Google began to remove features such as the ability browse web pages on third-party displays. The Nest Max received new quick phrases that allowed you to command Google Assistant using fewer words. also added support for Matter. Google’s Assistant-powered LenovoSmart Clock 2 is not mentioned in the update. However, it leaves me wondering about the future of this device.
It seems that Google is discontinuing third-party product updates as a way to get rid of a line of products which have been replaced largely by the Nest Hub (which may soon become the dominant Pixel tablet ), but also because it shows that Google is moving away from the Assistant of yesteryear and focusing on generative Ai technology like Bard.
A memo obtained by CNBC last month stated that Sissie Hsiao, the head of Google Assistant, informed workers that Amar Subramanya would be taking over as the Bard team’s vice president for engineering. The memo also stated that the division would play a more supporting role while Google works on Bard.
Hsiao stated that the Bard teams will continue their work and that they want to make sure we support and execute the opportunities ahead. The memo was viewed by CNBC. “This year, we have been more focused on delivery and impact for our users than ever before.”
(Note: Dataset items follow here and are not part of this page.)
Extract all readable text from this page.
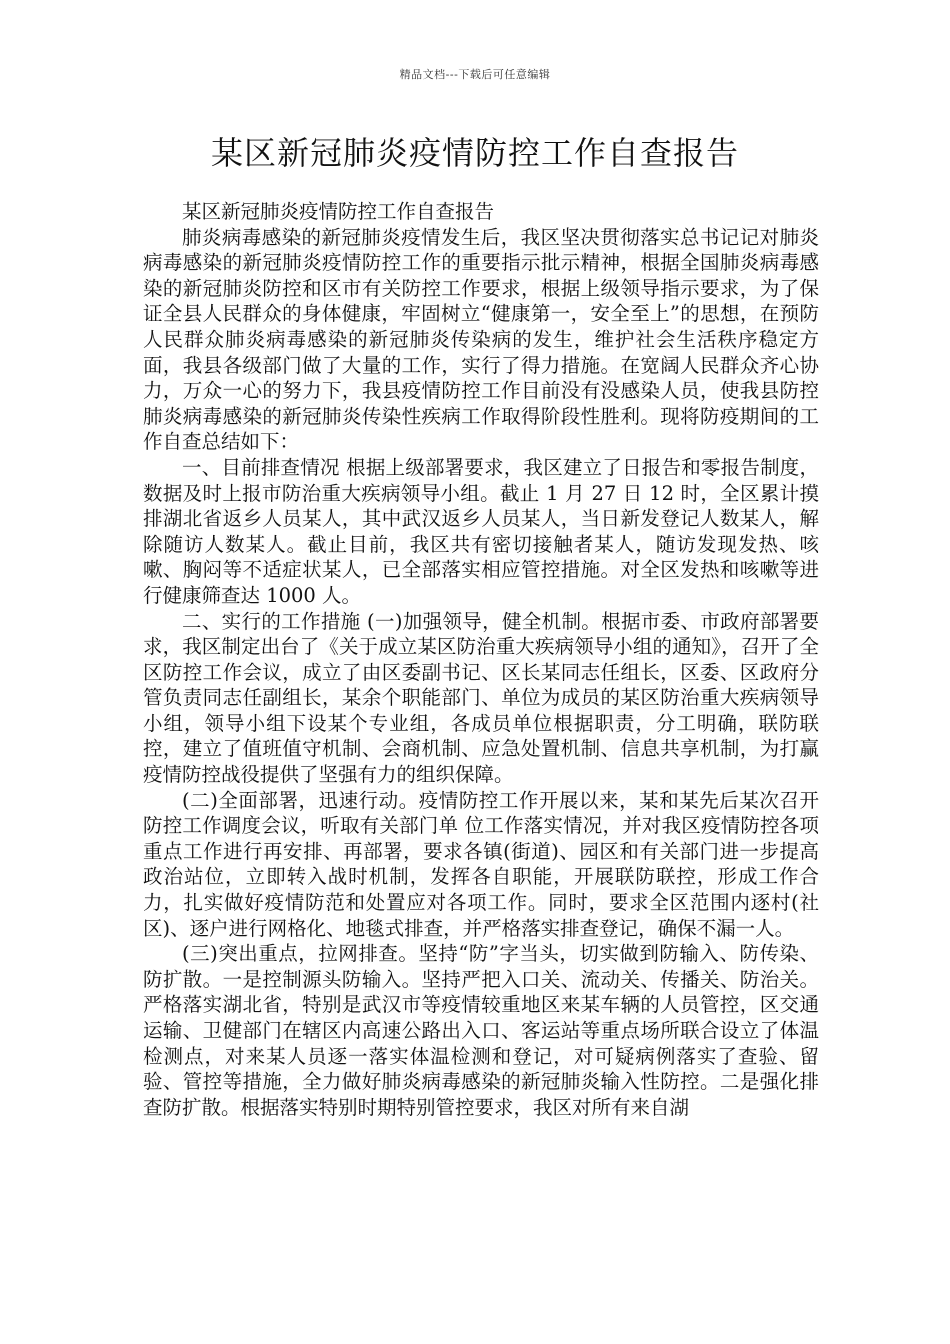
精品文档---下载后可任意编辑
某区新冠肺炎疫情防控工作自查报告

某区新冠肺炎疫情防控工作自查报告

肺炎病毒感染的新冠肺炎疫情发生后，我区坚决贯彻落实总书记记对肺炎病毒感染的新冠肺炎疫情防控工作的重要指示批示精神，根据全国肺炎病毒感染的新冠肺炎防控和区市有关防控工作要求，根据上级领导指示要求，为了保证全县人民群众的身体健康，牢固树立“健康第一，安全至上”的思想，在预防人民群众肺炎病毒感染的新冠肺炎传染病的发生，维护社会生活秩序稳定方面，我县各级部门做了大量的工作，实行了得力措施。在宽阔人民群众齐心协力，万众一心的努力下，我县疫情防控工作目前没有没感染人员，使我县防控肺炎病毒感染的新冠肺炎传染性疾病工作取得阶段性胜利。现将防疫期间的工作自查总结如下：

一、目前排查情况 根据上级部署要求，我区建立了日报告和零报告制度，数据及时上报市防治重大疾病领导小组。截止 1 月 27 日 12 时，全区累计摸排湖北省返乡人员某人，其中武汉返乡人员某人，当日新发登记人数某人，解除随访人数某人。截止目前，我区共有密切接触者某人，随访发现发热、咳嗽、胸闷等不适症状某人，已全部落实相应管控措施。对全区发热和咳嗽等进行健康筛查达 1000 人。

二、实行的工作措施 (一)加强领导，健全机制。根据市委、市政府部署要求，我区制定出台了《关于成立某区防治重大疾病领导小组的通知》，召开了全区防控工作会议，成立了由区委副书记、区长某同志任组长，区委、区政府分管负责同志任副组长，某余个职能部门、单位为成员的某区防治重大疾病领导小组，领导小组下设某个专业组，各成员单位根据职责，分工明确，联防联控，建立了值班值守机制、会商机制、应急处置机制、信息共享机制，为打赢疫情防控战役提供了坚强有力的组织保障。

(二)全面部署，迅速行动。疫情防控工作开展以来，某和某先后某次召开防控工作调度会议，听取有关部门单 位工作落实情况，并对我区疫情防控各项重点工作进行再安排、再部署，要求各镇(街道)、园区和有关部门进一步提高政治站位，立即转入战时机制，发挥各自职能，开展联防联控，形成工作合力，扎实做好疫情防范和处置应对各项工作。同时，要求全区范围内逐村(社区)、逐户进行网格化、地毯式排查，并严格落实排查登记，确保不漏一人。

(三)突出重点，拉网排查。坚持“防”字当头，切实做到防输入、防传染、防扩散。一是控制源头防输入。坚持严把入口关、流动关、传播关、防治关。严格落实湖北省，特别是武汉市等疫情较重地区来某车辆的人员管控，区交通运输、卫健部门在辖区内高速公路出入口、客运站等重点场所联合设立了体温检测点，对来某人员逐一落实体温检测和登记，对可疑病例落实了查验、留验、管控等措施，全力做好肺炎病毒感染的新冠肺炎输入性防控。二是强化排查防扩散。根据落实特别时期特别管控要求，我区对所有来自湖
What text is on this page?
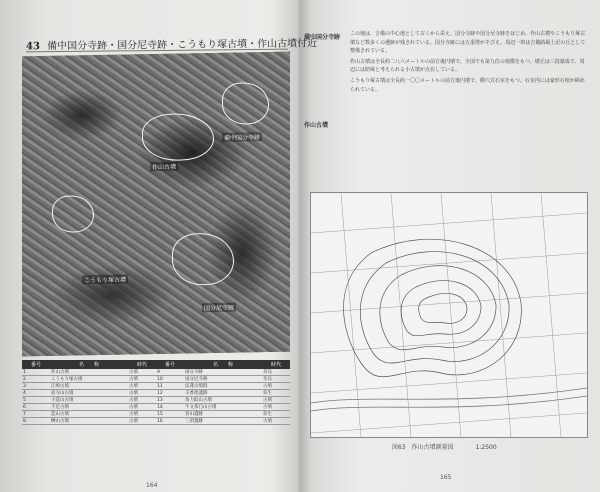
43 備中国分寺跡・国分尼寺跡・こうもり塚古墳・作山古墳付近
作山古墳
こうもり塚古墳
国分尼寺跡
備中国分寺跡
番号	名　　称	時代	番号	名　　称	時代
1	作山古墳	古墳	9	国分寺跡	奈良
2	こうもり塚古墳	古墳	10	国分尼寺跡	奈良
3	江崎古墳	古墳	11	法蓮古墳群	古墳
4	宿寺山古墳	古墳	12	辛香池遺跡	弥生
5	小造山古墳	古墳	13	角力取山古墳	古墳
6	千足古墳	古墳	14	牛文茶臼山古墳	古墳
7	造山古墳	古墳	15	宮山遺跡	弥生
8	榊山古墳	古墳	16	三須遺跡	古墳
164
備中国分寺跡
作山古墳

この地は、吉備の中心地として古くから栄え、国分寺跡や国分尼寺跡をはじめ、作山古墳やこうもり塚古墳など数多くの遺跡が残されている。国分寺跡には五重塔がそびえ、周辺一帯は吉備路風土記の丘として整備されている。

作山古墳は全長約二八六メートルの前方後円墳で、全国でも第九位の規模をもつ。墳丘は三段築成で、周辺には陪塚と考えられる小古墳が点在している。

こうもり塚古墳は全長約一〇〇メートルの前方後円墳で、横穴式石室をもつ。石室内には家形石棺が納められている。

図63　作山古墳測量図	1:2500
165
A report from the Information in October revealed that Google was spending less on Assistant products for cars than it did in other third-party devices, such as TVs, headphones and smart home speakers. According to Hsiao, Android Auto makes just $1 billion per year. This is not enough to offset the $257.6 million Google spent last year. This is why Hsiao may decide to move some people away.
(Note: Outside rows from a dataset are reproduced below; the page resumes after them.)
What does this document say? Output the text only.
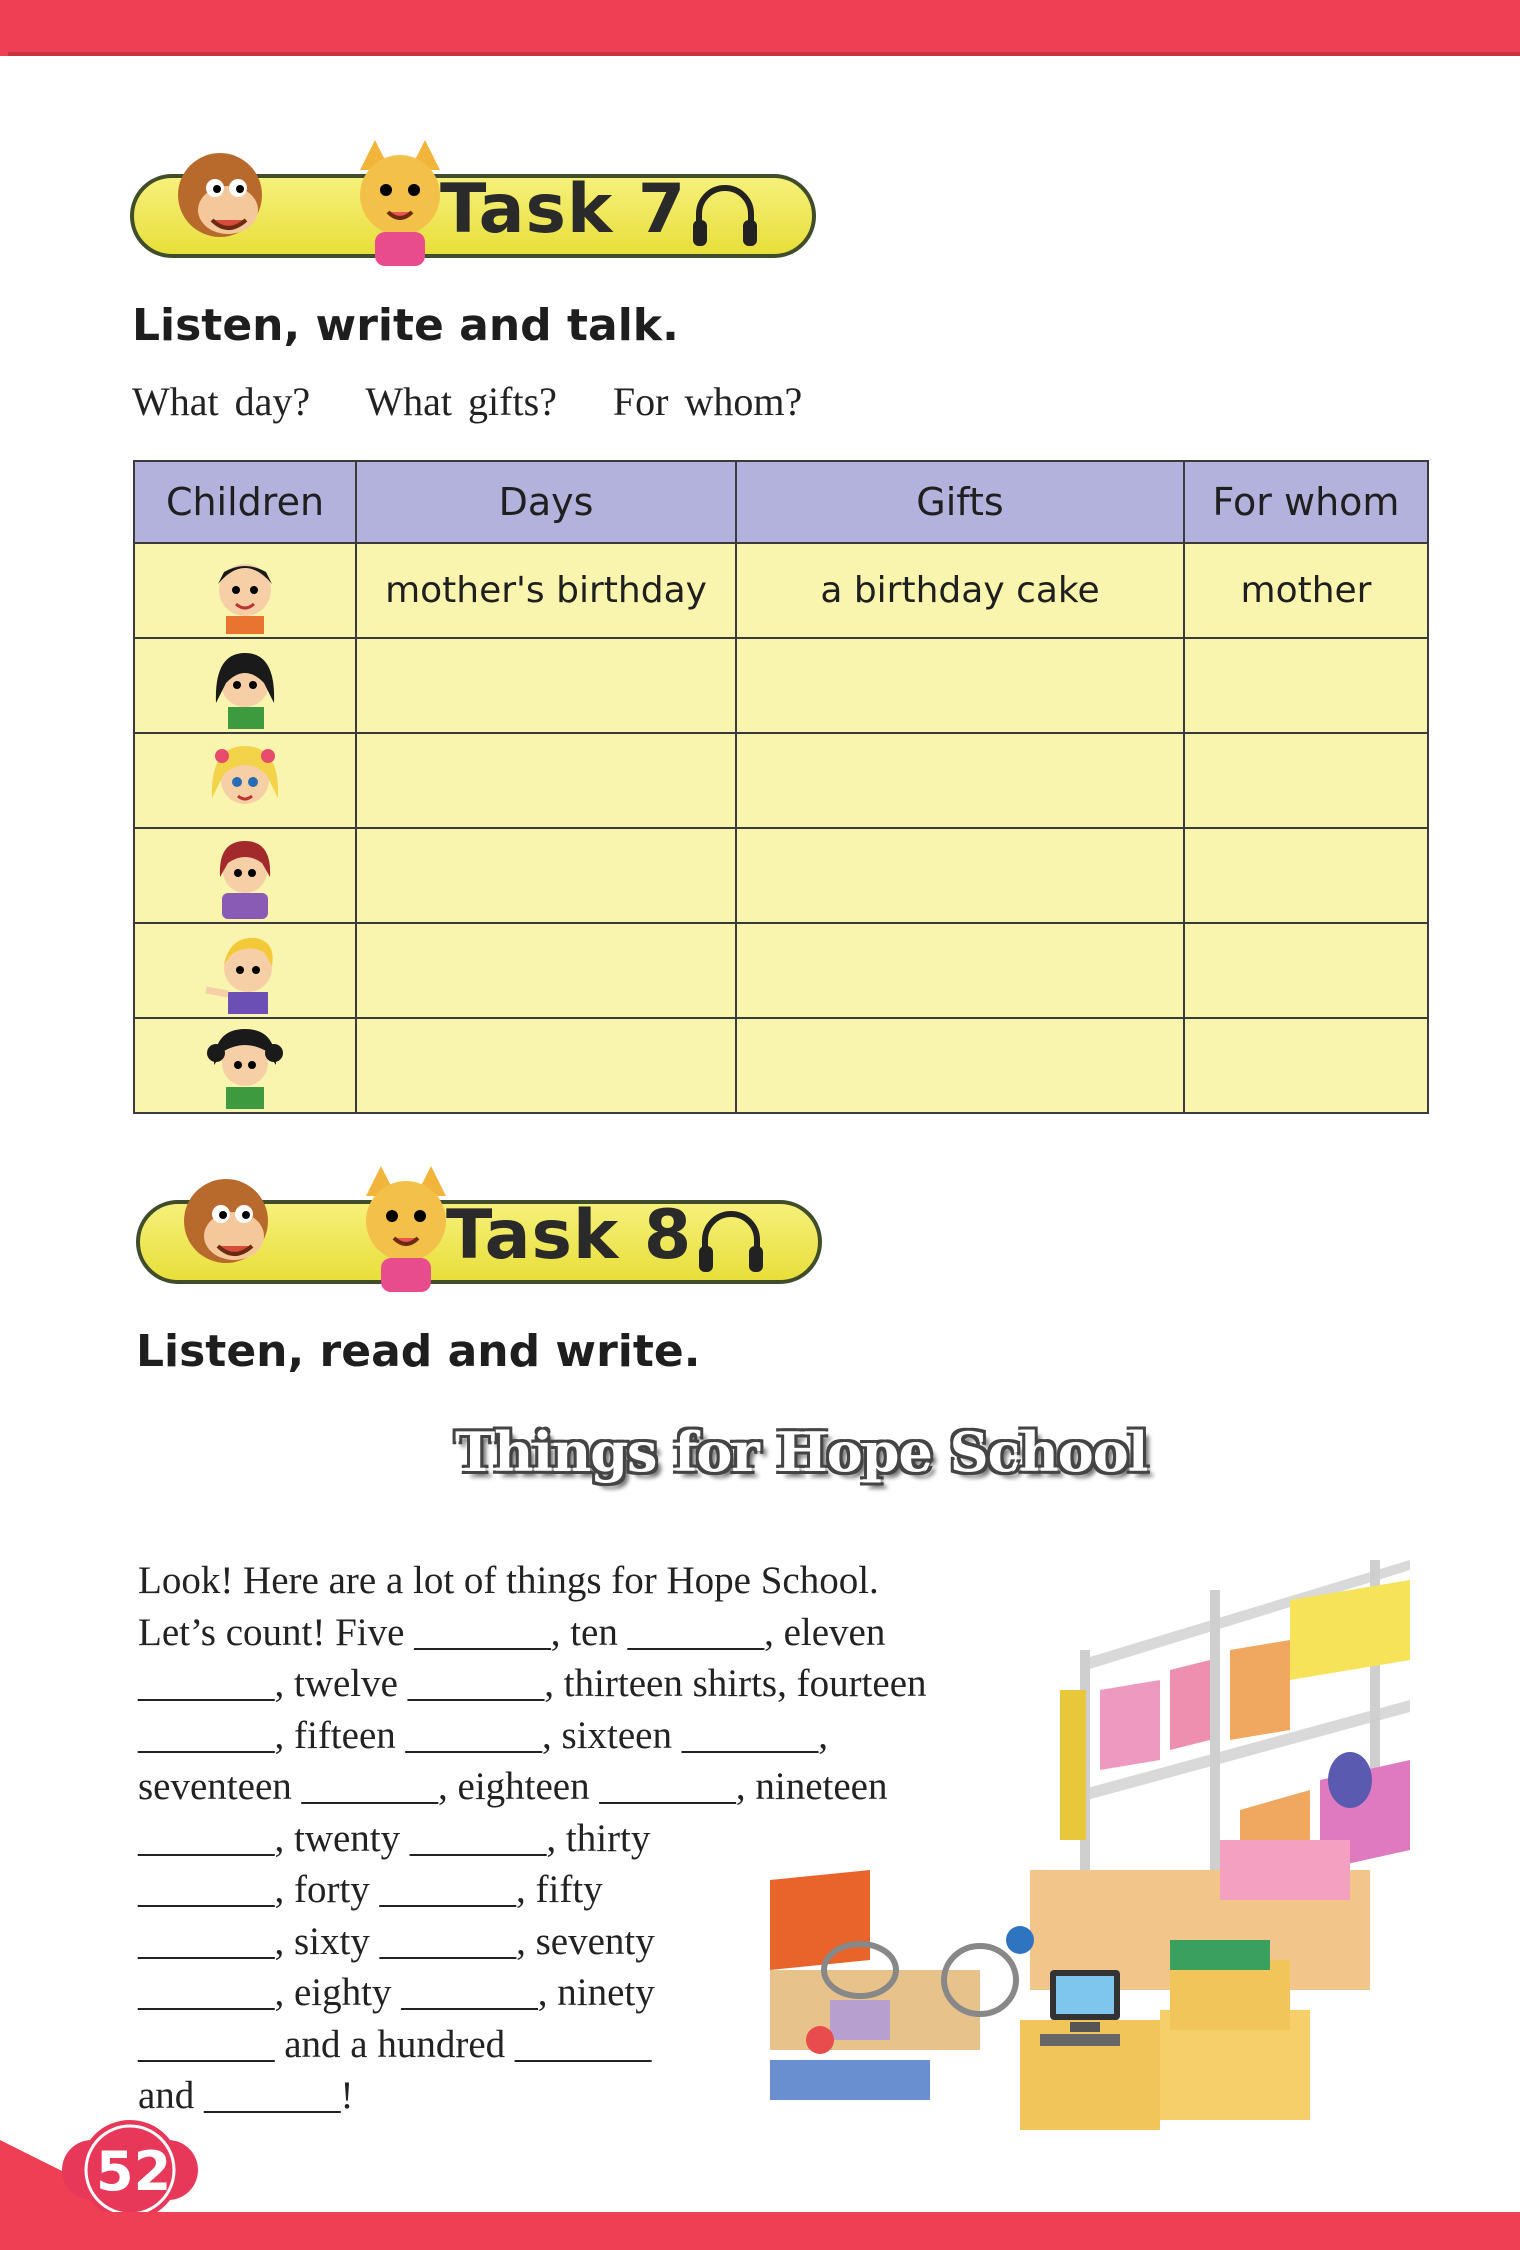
Task 7
Listen, write and talk.
What day? What gifts? For whom?
Children	Days	Gifts	For whom

	mother's birthday	a birthday cake	mother

Task 8
Listen, read and write.
Things for Hope School
Look! Here are a lot of things for Hope School.
Let’s count! Five _______, ten _______, eleven
_______, twelve _______, thirteen shirts, fourteen
_______, fifteen _______, sixteen _______,
seventeen _______, eighteen _______, nineteen
_______, twenty _______, thirty
_______, forty _______, fifty
_______, sixty _______, seventy
_______, eighty _______, ninety
_______ and a hundred _______
and _______!
52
This is evident in the recent Google moves to reduce its dependency on Assistant. Google last year shut down Assistant-powered Driving Mode dashboard, and is now planning to turn off Assistant games and apps in June. Google could even be considering shuttering the Google Now Launcher Assistant-like feature, that was launched to Android devices in 2014 .
With Google I/O only one month away we will see if old Assistant technologies are still used in new products, or if newer flavors are all Google wants to talk about. According to The New York Times , Google will be displaying several new AI tools at the event. These include an AI image generator studio, a video summarization and a third edition of AI Test Kitchen which allows people to test out AI prototypes.